Chef Derry Clarke is in studio tonight to cook up a storm, showing us how to make a Crispy Duck Breast with Buttered Leeks and a Clementine Orange Dressing.
Ingredients:
2 Duck Breasts.
2 Clementine Oranges Peeled & Segmented.
1 Leek Finely Chopped.
50g Butter.
1 tbs Sweet Chilli Sauce.
2 tbs Soy Sauce.
1 tbs Lime or Orange Juice.
1 tbs Tomato Ketchup.
Method:
With a sharp knife make incisions across the duck skin, season the skin with sea salt.
Place the duck breasts skin side down on a cold pan, turn heat to high for 2/3 minutes until the oil starts to release from the fat.

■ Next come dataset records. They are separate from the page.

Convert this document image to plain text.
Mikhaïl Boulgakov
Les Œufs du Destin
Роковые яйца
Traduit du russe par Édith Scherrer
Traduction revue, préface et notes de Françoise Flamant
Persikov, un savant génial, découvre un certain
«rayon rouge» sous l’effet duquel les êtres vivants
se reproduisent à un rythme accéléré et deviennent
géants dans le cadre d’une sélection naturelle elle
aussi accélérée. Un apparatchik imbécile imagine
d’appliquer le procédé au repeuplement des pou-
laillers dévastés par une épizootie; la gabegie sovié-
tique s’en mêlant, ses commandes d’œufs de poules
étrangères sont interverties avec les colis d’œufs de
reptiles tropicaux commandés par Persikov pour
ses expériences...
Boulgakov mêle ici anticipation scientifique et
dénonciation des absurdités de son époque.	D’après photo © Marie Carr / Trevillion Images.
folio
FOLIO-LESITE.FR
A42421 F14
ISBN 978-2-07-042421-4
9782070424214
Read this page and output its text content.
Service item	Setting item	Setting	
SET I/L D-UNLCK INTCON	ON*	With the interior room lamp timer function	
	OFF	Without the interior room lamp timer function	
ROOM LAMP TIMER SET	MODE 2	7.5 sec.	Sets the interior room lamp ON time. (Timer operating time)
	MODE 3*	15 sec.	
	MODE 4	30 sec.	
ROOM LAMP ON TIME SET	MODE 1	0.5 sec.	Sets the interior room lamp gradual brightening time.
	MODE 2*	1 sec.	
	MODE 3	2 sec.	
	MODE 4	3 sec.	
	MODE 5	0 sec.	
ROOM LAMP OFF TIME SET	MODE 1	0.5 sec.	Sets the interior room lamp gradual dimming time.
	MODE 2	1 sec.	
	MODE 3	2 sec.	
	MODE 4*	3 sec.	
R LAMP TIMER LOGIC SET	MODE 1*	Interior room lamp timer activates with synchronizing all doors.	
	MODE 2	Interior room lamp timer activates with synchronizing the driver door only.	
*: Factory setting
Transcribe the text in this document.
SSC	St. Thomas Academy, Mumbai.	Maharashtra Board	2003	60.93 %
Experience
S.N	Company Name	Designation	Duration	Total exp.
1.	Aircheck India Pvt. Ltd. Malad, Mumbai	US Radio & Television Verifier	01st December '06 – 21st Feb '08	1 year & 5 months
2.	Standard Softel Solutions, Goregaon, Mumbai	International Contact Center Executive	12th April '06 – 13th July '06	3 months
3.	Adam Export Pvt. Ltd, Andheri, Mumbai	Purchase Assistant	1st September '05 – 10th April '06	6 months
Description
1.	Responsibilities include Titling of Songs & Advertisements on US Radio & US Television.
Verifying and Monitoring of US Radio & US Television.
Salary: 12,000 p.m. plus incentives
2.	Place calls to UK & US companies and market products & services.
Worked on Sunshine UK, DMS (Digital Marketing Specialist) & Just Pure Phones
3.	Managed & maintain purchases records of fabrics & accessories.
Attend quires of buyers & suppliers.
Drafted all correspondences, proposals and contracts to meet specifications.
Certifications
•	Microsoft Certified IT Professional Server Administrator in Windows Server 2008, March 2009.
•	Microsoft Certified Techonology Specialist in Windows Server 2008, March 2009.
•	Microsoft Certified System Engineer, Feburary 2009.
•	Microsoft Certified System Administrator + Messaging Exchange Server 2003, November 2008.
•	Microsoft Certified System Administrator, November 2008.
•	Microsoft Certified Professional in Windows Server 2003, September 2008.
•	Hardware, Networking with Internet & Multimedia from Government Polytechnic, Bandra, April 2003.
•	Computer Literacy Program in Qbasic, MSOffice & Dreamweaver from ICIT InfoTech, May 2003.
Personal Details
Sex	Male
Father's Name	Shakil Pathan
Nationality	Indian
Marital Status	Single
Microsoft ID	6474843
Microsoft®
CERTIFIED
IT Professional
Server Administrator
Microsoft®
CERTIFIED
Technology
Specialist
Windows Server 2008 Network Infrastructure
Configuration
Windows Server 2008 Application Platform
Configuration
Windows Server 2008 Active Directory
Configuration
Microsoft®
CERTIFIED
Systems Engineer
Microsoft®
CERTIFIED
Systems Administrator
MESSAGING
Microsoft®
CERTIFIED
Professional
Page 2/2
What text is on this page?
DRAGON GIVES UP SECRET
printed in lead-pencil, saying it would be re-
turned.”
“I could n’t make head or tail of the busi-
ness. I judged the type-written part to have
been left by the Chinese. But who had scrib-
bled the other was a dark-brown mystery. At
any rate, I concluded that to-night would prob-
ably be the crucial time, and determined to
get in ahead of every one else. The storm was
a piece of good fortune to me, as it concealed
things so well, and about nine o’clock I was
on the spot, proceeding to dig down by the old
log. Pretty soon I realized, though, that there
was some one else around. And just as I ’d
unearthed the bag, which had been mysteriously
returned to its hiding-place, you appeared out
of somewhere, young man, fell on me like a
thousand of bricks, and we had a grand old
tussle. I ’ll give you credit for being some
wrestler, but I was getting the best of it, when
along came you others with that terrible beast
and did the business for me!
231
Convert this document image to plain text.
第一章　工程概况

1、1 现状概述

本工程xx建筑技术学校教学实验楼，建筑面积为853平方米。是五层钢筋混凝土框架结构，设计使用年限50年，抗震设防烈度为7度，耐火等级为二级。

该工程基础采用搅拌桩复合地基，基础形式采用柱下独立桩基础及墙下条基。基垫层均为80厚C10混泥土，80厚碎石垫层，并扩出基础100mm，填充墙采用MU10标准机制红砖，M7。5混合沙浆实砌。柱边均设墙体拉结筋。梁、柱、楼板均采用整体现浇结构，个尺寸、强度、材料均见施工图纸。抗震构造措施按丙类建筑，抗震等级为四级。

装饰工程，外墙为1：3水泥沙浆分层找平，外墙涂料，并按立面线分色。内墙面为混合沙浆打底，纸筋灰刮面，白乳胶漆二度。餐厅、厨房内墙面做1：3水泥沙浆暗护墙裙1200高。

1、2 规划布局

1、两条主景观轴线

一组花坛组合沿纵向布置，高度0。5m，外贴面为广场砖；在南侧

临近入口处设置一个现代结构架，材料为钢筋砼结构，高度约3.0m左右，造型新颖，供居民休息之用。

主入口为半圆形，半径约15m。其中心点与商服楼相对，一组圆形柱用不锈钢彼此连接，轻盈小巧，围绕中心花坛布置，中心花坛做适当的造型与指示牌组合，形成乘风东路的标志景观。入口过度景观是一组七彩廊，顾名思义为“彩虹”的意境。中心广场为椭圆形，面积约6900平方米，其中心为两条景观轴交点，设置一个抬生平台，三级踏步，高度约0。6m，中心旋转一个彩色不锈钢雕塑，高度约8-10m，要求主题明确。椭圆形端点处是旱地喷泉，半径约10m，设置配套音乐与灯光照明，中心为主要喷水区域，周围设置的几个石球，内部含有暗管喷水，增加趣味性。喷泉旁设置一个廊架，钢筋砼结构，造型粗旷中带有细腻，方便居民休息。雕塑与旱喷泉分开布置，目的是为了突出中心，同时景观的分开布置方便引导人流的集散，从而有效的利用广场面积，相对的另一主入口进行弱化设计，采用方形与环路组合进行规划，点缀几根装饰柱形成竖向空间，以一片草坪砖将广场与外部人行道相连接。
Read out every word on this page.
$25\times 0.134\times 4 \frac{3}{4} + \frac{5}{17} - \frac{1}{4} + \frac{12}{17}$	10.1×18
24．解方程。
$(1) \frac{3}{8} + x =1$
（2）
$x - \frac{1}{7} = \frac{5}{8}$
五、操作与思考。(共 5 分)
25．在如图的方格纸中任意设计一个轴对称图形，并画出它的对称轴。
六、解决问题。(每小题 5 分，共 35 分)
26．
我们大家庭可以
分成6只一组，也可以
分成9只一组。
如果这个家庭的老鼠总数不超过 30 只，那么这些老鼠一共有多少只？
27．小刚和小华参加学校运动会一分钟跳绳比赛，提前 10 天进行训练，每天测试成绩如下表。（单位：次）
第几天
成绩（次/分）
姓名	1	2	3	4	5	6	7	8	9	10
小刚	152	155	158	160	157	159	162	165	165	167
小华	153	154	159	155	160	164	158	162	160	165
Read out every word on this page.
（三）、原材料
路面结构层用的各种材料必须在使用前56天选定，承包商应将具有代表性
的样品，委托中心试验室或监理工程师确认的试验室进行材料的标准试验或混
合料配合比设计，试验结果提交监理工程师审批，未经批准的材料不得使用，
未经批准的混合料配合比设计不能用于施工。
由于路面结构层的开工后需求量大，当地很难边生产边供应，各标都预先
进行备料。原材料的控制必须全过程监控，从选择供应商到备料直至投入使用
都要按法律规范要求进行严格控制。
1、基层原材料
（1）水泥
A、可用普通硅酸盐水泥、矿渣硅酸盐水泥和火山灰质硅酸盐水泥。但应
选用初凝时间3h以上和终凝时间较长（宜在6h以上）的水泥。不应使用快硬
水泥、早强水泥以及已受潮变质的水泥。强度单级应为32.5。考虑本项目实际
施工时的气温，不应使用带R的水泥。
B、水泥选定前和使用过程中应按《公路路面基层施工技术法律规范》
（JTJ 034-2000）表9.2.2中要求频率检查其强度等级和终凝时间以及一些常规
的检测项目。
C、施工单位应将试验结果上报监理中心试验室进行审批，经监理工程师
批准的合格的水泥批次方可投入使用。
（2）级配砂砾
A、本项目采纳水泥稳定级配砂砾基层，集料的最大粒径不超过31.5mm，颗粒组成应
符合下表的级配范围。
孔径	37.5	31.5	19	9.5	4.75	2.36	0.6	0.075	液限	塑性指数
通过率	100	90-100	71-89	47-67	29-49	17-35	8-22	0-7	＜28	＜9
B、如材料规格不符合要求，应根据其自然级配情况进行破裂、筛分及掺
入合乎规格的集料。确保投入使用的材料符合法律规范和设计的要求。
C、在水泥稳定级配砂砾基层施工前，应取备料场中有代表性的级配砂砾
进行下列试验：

Turn heat to medium, cook for 2/3 minutes, remove some of the fat and turn duck and cook for a further 2/3 minutes.
Remove from pan and place in preheated oven @ 60° and leave to rest for 10 minutes.
Bring a pot of water to the boil add chopped leeks and cook for 3 minutes. Strain off water, add the butter and season.
In a small saucepan, add the chilli sauce, soy sauce, lime or orange juice and ketchup. Gently heat, add the clementine segments and season.
Carve the duck breast, place over the leeks and spoon over the dressing.